Northwest US at risk for huge earthquake
Associated Press
LOS ANGELES
The disaster in Chile has brought new attention to an undersea fault along the Pacific Northwest capable of producing the same type of mega earthquake and inflicting heavy damage on bustling cities such as Seattle, Portland and Vancouver.
The fault has been dormant for more than 300 years, but when it awakens — tomorrow or decades from now — the consequences could be devastating.
The last rupture unleashed the largest known quake to hit the Lower 48 — a magnitude-9 that sent tsunami waves crashing into Japanese coastal villages.
Recent computer simulations of a hypothetical magnitude-9 quake found that shaking could last two to five minutes — strong enough potentially to cause poorly constructed buildings from British Columbia to Northern California to collapse and severely damaging highways and bridges.

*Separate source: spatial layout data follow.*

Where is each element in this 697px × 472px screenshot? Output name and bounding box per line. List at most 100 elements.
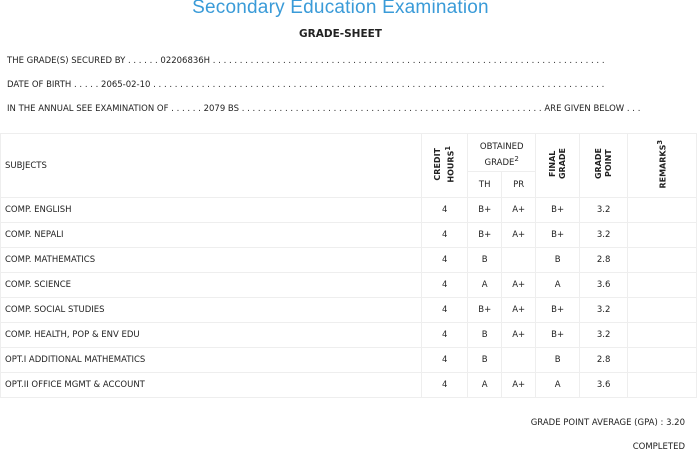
credit-cell: 4 — [421, 272, 469, 298]
final-grade-label: GRADE — [557, 148, 567, 180]
table-row: OPT.II OFFICE MGMT & ACCOUNT 4 A A+ A 3.… — [0, 372, 697, 398]
credit-cell: 4 — [421, 372, 469, 398]
remarks-cell — [627, 272, 697, 298]
grade-point-cell: 3.2 — [579, 322, 629, 348]
table-row: COMP. HEALTH, POP & ENV EDU 4 B A+ B+ 3.… — [0, 322, 697, 348]
credit-label: CREDIT — [432, 147, 442, 181]
table-row: COMP. SCIENCE 4 A A+ A 3.6 — [0, 272, 697, 298]
grade-point-cell: 3.6 — [579, 372, 629, 398]
grade-point-cell: 3.2 — [579, 222, 629, 248]
pr-cell: A+ — [501, 297, 537, 323]
pr-cell: A+ — [501, 272, 537, 298]
symbol-number-value: 02206836H — [160, 56, 211, 66]
table-row: COMP. ENGLISH 4 B+ A+ B+ 3.2 — [0, 197, 697, 223]
hours-sup: 1 — [443, 145, 452, 151]
header-subjects: SUBJECTS — [0, 133, 423, 198]
subject-cell: COMP. ENGLISH — [0, 197, 423, 223]
hours-label: HOURS — [446, 150, 456, 183]
grade-label: GRADE — [484, 157, 515, 168]
remarks-cell — [627, 247, 697, 273]
remarks-cell — [627, 347, 697, 373]
table-row: COMP. SOCIAL STUDIES 4 B+ A+ B+ 3.2 — [0, 297, 697, 323]
th-cell: A — [467, 272, 503, 298]
remarks-cell — [627, 372, 697, 398]
subject-cell: OPT.I ADDITIONAL MATHEMATICS — [0, 347, 423, 373]
final-grade-cell: B+ — [535, 222, 581, 248]
result-status: COMPLETED — [632, 442, 685, 452]
credit-cell: 4 — [421, 197, 469, 223]
credit-cell: 4 — [421, 222, 469, 248]
th-cell: B+ — [467, 222, 503, 248]
final-grade-cell: B+ — [535, 322, 581, 348]
grade-point-cell: 3.6 — [579, 272, 629, 298]
remarks-cell — [627, 297, 697, 323]
th-cell: B — [467, 347, 503, 373]
grade-point-cell: 3.2 — [579, 297, 629, 323]
final-grade-cell: A — [535, 372, 581, 398]
info-label: THE GRADE(S) SECURED BY . . . . . . — [7, 56, 158, 66]
info-dots: . . . . . . . . . . . . . . . . . . . . … — [212, 56, 605, 66]
remarks-cell — [627, 197, 697, 223]
credit-cell: 4 — [421, 247, 469, 273]
header-credit-hours: CREDIT HOURS1 — [421, 133, 469, 198]
dob-value: 2065-02-10 — [101, 80, 151, 90]
info-dots: . . . . . . . . . . . . . . . . . . . . … — [153, 80, 605, 90]
table-row: COMP. NEPALI 4 B+ A+ B+ 3.2 — [0, 222, 697, 248]
pr-cell: A+ — [501, 222, 537, 248]
final-grade-cell: B+ — [535, 297, 581, 323]
grade-sup: 2 — [514, 153, 519, 163]
credit-cell: 4 — [421, 297, 469, 323]
grade-table: SUBJECTS CREDIT HOURS1 OBTAINED GRADE2 FI… — [0, 133, 697, 398]
th-cell: B — [467, 322, 503, 348]
subject-cell: OPT.II OFFICE MGMT & ACCOUNT — [0, 372, 423, 398]
pr-cell — [501, 247, 537, 273]
grade-point-cell: 3.2 — [579, 197, 629, 223]
final-grade-cell: B+ — [535, 197, 581, 223]
grade-point-cell: 2.8 — [579, 247, 629, 273]
exam-title: Secondary Education Examination — [192, 0, 489, 18]
remarks-sup: 3 — [656, 139, 665, 145]
grade-word-label: GRADE — [593, 148, 603, 180]
subject-cell: COMP. SCIENCE — [0, 272, 423, 298]
remarks-label: REMARKS — [658, 144, 668, 189]
pr-cell: A+ — [501, 322, 537, 348]
th-cell: A — [467, 372, 503, 398]
subject-cell: COMP. NEPALI — [0, 222, 423, 248]
gpa-summary: GRADE POINT AVERAGE (GPA) : 3.20 — [530, 418, 685, 428]
point-label: POINT — [603, 150, 613, 178]
header-final-grade: FINAL GRADE — [535, 133, 581, 198]
header-row: SUBJECTS CREDIT HOURS1 OBTAINED GRADE2 FI… — [0, 133, 697, 198]
final-label: FINAL — [547, 150, 557, 178]
info-line-dob: DATE OF BIRTH . . . . . 2065-02-10 . . .… — [7, 80, 604, 90]
pr-cell: A+ — [501, 372, 537, 398]
subject-cell: COMP. SOCIAL STUDIES — [0, 297, 423, 323]
grade-point-cell: 2.8 — [579, 347, 629, 373]
credit-cell: 4 — [421, 347, 469, 373]
th-cell: B+ — [467, 197, 503, 223]
pr-cell: A+ — [501, 197, 537, 223]
subject-cell: COMP. MATHEMATICS — [0, 247, 423, 273]
info-label: DATE OF BIRTH . . . . . — [7, 80, 99, 90]
table-row: OPT.I ADDITIONAL MATHEMATICS 4 B B 2.8 — [0, 347, 697, 373]
subject-cell: COMP. HEALTH, POP & ENV EDU — [0, 322, 423, 348]
exam-year-value: 2079 BS — [203, 104, 240, 114]
header-pr: PR — [501, 171, 537, 198]
info-label: IN THE ANNUAL SEE EXAMINATION OF . . . .… — [7, 104, 201, 114]
final-grade-cell: B — [535, 247, 581, 273]
info-end: ARE GIVEN BELOW . . . — [544, 104, 641, 114]
header-remarks: REMARKS3 — [627, 133, 697, 198]
header-th: TH — [467, 171, 503, 198]
th-cell: B+ — [467, 297, 503, 323]
pr-cell — [501, 347, 537, 373]
info-dots: . . . . . . . . . . . . . . . . . . . . … — [241, 104, 542, 114]
sheet-title: GRADE-SHEET — [299, 28, 382, 40]
info-line-name: THE GRADE(S) SECURED BY . . . . . . 0220… — [7, 56, 605, 66]
info-line-exam: IN THE ANNUAL SEE EXAMINATION OF . . . .… — [7, 104, 640, 114]
header-obtained-grade: OBTAINED GRADE2 — [467, 133, 537, 172]
remarks-cell — [627, 322, 697, 348]
obtained-label: OBTAINED — [479, 141, 524, 152]
header-grade-point: GRADE POINT — [579, 133, 629, 198]
th-cell: B — [467, 247, 503, 273]
final-grade-cell: B — [535, 347, 581, 373]
final-grade-cell: A — [535, 272, 581, 298]
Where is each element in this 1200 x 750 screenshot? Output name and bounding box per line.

Such a quake would also send powerful waves rushing to shore in minutes. Though big cities such as Portland and Seattle would be protected from severe flooding, low-lying seaside communities may not be as lucky.
The Pacific Northwest “has a long geological history of doing exactly what happened in Chile,” said Brian Atwater, a geologist with the U.S. Geological Survey and University of Washington. “It’s not a matter of if but when the next one will happen.”

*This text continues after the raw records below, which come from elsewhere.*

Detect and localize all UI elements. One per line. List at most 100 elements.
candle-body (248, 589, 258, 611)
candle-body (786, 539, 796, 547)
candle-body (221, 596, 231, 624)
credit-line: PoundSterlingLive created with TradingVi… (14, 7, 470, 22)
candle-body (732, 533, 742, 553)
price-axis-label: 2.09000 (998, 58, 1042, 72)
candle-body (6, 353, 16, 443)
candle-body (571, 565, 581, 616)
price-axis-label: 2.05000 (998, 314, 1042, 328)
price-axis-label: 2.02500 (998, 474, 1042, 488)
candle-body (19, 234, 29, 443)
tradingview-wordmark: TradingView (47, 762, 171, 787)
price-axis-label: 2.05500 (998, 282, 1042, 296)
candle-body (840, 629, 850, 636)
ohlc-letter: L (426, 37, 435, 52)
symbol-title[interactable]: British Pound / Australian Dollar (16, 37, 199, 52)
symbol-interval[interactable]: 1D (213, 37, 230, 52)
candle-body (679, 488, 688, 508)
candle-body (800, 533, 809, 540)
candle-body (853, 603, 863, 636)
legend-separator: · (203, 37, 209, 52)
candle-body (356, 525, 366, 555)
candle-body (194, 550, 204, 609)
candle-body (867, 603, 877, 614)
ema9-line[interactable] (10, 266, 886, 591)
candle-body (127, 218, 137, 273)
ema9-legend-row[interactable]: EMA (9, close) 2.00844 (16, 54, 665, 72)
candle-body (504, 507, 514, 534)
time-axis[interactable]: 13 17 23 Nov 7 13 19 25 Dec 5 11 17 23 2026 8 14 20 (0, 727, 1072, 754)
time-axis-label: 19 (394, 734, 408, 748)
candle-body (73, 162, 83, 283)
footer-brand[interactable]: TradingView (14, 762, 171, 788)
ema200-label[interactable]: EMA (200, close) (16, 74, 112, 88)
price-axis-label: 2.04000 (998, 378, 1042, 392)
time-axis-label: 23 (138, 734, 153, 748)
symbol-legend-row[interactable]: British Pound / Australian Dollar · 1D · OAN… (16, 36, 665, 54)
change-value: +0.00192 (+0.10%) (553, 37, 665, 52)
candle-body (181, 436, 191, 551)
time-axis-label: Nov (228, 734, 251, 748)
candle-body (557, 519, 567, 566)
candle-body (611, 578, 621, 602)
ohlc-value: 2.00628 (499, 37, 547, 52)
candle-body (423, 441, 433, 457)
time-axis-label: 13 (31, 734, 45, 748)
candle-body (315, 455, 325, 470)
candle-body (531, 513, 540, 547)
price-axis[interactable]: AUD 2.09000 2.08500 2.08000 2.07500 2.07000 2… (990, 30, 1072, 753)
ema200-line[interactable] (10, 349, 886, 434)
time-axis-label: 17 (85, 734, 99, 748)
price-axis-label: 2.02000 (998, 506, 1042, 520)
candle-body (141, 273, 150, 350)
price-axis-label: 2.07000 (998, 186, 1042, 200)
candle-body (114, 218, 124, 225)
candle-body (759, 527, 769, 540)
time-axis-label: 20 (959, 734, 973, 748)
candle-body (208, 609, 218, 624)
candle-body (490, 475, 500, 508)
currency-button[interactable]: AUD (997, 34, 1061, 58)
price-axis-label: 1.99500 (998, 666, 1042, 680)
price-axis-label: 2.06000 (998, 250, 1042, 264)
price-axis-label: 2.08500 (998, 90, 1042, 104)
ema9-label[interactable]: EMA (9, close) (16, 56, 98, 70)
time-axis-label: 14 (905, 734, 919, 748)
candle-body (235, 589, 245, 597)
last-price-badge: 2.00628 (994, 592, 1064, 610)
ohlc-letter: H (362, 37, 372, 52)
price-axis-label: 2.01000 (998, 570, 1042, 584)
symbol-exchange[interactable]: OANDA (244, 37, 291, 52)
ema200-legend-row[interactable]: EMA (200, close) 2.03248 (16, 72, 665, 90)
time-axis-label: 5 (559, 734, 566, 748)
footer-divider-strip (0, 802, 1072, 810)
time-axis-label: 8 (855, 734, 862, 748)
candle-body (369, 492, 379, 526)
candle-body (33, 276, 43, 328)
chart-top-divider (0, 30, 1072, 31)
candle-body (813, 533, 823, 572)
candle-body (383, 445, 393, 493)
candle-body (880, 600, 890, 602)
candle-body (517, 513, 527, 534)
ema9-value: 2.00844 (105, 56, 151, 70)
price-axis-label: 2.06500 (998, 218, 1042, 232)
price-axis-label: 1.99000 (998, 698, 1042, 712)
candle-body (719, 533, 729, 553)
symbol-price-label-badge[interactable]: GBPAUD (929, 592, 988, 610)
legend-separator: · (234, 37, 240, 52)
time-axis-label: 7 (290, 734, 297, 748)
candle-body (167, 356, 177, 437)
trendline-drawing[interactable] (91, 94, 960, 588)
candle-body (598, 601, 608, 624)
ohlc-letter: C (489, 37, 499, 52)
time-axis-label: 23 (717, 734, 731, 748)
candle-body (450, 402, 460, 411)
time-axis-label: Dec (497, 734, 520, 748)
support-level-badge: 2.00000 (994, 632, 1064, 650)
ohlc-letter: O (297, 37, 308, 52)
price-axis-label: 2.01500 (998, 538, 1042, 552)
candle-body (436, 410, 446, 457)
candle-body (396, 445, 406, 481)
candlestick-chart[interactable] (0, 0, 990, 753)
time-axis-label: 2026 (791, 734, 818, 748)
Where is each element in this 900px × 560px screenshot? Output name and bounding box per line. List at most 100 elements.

The Pacific Northwest fault behaves much like the one that broke offshore in Chile that triggered a magnitude-8.8 quake. Shaking lasted 21‚Ñ2 minutes, and the temblor destroyed or badly damaged 500,000 homes.
Located just 50 miles off the coast, the 680-mile-long Casacadia fault is part of several seismic hot spots around the globe where plates of the Earth’s crust grind and dive.
There’s an 80 percent chance the portion of the fault off southern Oregon and Northern California would break in the next 50 years and produce a megaquake.